Я только покачала головой.
- Скажи-ка ты мне, Сергей, умный, добрый Серега Дубинин. Вот я приду к этому «правильному мужику», настоящему большевику, приду и скажу: «Здравствуйте, товарищ Боев. Я такая-то, жена осужденного. Я оставалась у немцев, вела дела с эсэсовскими офицерами, стояла с ними рядом, когда казнили наших героев, стояла у всего города на виду...»
- Перестань!
- Ну вот, видишь. Спасибо за совет... И у меня просьба. Что бы потом ни болтали и ни писали о Верке Трешниковой, не думай о ней плохо - она была и осталась комсомолкой, комсомолкой-переростком... которую, наверное, никогда не примут в партию...
Я почти процитировала эти слова из твоего письма, Семен. И сразу мне стало легче. Я вдруг поверила, вот так, без особой причины, поверила, что правда, несмотря ни на что, восторжествует, что во всем разберутся и тучи, может быть, разойдутся над моей несчастной головой.

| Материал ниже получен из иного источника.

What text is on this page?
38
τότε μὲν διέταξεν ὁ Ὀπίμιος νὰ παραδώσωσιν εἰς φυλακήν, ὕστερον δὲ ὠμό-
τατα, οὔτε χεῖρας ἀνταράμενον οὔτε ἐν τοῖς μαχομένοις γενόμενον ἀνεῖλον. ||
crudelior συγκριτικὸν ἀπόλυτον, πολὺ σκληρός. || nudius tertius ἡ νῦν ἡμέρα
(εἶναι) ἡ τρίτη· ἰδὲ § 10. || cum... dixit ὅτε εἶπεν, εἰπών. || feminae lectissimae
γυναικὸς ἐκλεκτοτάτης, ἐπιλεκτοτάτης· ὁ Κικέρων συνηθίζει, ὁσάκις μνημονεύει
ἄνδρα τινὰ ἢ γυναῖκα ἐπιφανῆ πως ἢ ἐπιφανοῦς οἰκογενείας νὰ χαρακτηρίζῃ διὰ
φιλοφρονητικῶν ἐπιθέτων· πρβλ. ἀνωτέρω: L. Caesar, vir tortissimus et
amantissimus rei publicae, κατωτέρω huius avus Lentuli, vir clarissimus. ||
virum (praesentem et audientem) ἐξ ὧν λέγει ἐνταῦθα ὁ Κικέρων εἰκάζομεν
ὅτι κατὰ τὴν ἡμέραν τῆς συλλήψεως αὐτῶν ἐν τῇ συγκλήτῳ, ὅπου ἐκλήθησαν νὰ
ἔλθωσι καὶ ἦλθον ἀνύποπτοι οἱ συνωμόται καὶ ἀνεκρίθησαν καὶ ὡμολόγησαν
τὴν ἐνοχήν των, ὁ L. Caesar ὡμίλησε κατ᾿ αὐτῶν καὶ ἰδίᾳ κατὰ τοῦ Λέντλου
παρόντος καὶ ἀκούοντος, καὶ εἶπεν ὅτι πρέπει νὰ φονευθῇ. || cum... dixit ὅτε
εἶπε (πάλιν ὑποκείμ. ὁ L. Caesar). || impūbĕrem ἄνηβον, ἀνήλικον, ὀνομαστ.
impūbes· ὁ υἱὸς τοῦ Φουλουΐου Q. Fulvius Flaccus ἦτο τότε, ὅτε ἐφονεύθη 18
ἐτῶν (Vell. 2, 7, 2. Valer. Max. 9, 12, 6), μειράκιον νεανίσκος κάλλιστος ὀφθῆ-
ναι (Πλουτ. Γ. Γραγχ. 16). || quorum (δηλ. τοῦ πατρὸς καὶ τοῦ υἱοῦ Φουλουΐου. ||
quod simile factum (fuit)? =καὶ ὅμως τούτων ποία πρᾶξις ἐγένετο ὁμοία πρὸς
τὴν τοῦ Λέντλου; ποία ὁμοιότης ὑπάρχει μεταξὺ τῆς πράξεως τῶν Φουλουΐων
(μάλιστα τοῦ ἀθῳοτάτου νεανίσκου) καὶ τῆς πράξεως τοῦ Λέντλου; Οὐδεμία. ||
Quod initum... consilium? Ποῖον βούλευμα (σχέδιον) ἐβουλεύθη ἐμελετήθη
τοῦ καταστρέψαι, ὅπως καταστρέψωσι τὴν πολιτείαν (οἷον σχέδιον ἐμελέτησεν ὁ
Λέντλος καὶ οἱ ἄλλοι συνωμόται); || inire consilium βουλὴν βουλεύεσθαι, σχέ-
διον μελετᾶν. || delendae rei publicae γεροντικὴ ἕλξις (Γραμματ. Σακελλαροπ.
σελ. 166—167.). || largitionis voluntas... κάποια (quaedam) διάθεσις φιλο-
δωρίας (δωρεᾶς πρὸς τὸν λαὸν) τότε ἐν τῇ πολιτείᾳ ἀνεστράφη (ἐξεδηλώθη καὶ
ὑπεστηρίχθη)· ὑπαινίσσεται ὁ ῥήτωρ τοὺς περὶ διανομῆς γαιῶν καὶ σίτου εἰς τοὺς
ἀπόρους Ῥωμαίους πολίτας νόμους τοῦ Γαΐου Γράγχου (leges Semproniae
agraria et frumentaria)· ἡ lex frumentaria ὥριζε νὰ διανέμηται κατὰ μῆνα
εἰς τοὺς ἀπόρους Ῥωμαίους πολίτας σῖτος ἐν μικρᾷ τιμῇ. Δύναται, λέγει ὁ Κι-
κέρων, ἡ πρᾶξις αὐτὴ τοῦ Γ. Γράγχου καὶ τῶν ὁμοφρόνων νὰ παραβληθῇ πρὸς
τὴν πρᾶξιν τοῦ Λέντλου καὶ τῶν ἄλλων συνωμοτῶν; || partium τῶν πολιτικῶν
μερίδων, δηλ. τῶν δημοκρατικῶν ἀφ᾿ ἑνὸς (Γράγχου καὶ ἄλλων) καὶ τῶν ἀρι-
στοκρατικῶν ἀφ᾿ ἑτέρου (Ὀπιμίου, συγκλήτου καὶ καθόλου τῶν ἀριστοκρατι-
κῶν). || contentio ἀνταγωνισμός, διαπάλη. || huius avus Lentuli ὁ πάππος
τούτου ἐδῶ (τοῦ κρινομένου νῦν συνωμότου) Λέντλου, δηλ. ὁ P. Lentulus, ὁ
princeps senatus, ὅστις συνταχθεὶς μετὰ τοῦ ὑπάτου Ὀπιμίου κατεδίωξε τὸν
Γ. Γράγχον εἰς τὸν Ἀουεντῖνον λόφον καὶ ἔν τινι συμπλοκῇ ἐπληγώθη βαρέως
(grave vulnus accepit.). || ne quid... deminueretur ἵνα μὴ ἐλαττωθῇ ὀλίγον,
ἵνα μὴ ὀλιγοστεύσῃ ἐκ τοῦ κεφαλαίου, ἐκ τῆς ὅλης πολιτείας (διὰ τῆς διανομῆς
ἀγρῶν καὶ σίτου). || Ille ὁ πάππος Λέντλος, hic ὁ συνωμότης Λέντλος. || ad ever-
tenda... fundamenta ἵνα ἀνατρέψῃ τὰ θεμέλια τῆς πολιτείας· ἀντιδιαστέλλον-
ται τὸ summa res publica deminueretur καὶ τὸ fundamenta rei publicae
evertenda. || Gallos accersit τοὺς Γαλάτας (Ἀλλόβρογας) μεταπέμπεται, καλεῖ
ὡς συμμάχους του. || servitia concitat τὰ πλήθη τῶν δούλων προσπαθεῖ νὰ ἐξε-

А вот поверил ли Дубинин - не знаю... Во всяком случае, он ничего не ответил, но лицо у него было тревожное и грустное. Ах, Семен, если бы ты был рядом. Или хотя бы Василий. Но вас обоих нет, ты вон где, а Василий вместе с моими офицерами уже исчез куда-то, еще когда я оперировала Мудрика. И Марии Григорьевны нет, умчалась по каким-то делам. И опять я одна: ни посоветоваться, ни поговорить не с кем... Ну ничего, ничего, Верка. Разберутся во всем, разберутся...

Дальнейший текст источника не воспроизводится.